UW Retirees Association tour of “stately homes and gardens” in the Hamilton area, Thursday, $67 for members and guests, information 519-744-3246.

Alumni tour of Toyota Motor Manufacturing Canada, Thursday 2:15 p.m., reception follows, details online.

Retirement party for Bill Futher, information systems and technology, after 38 years at UW, Thursday 3:30 to 5:30 p.m., South Campus Hall, Laurel Room. RSVP to by May 23.

Let’s Dance rehearsals June 5-6 and performances June 7-8, Humanities Theatre.

‘Late Night Picture Show’ of “films with a social conscience” sponsored by Waterloo Public Interest Research Group: “Dr.
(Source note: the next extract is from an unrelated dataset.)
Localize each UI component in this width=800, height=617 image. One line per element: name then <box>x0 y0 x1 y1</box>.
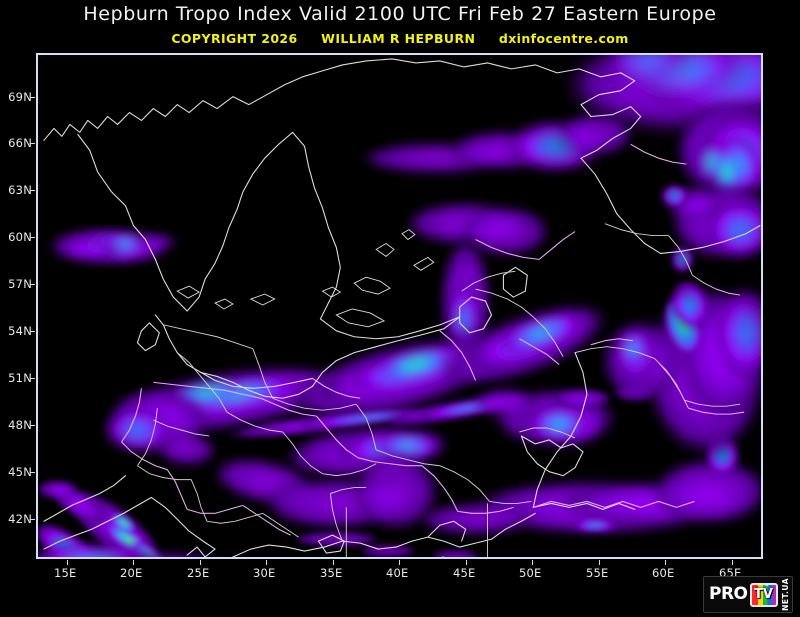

Strangelove” Thursday 9:00 p.m., Matthews Hall green behind Student Life Centre (rain location CEIT room 1015).

Canada’s Wonderland bus trip organized by Federation of Students, Friday, tickets $40 (non-students $48) at Fed office, Student Life Centre.

Kenneth A. Woolner, formerly of UW department of physics, “share your favourite anecdotes, stories and memories of his life”, Friday 4:00, University Club.

5-km run and 1-km walk in support of Hildegard Marsden Nursery, Sunday 10:30 a.m. to 1:30 p.m., details and registration online.

Class enrolment appointments for fall term undergraduate courses: continuing students, June 9-14; new students, July 14-27; open enrolment begins July 28.

Spring Convocation: applied health sciences and environmental studies, Wednesday, June 11, 10:00; science, June 11, 2:30; arts (some programs), Thursday, June 12, 10:00; arts (some programs), June 12, 2:30; mathematics, Friday, June 13, 10:00; computer science, June 13, 2:30; engineering (some programs), Saturday, June 14, 10:00; engineering (some programs), June 14, 2:30, details online.

School of Planning graduation reception and Ring Ceremony Wednesday, June 11, lunch 12:00, ceremony 1:00 p.m., South Campus Hall, information

Canadian Mathematical Society awards banquet, honours to high school students placing highest in the 40th Canadian Mathematical Olympiad, Thursday, June 12, 5:30, South Campus Hall.

Internet Gambling: Current situation and future trends, talk by Robert Williams presented by UW, Waterloo Region Action Group on Gambling Issues and Waterloo Public Library, June 13, 10 a.m., Albert McCormick Community Centre, 500 Parkside Drive, details online.

25-Year Club annual reception Tuesday, June 17, 6:00 p.m., Physical Activities Complex, by invitation, information ext. 32078.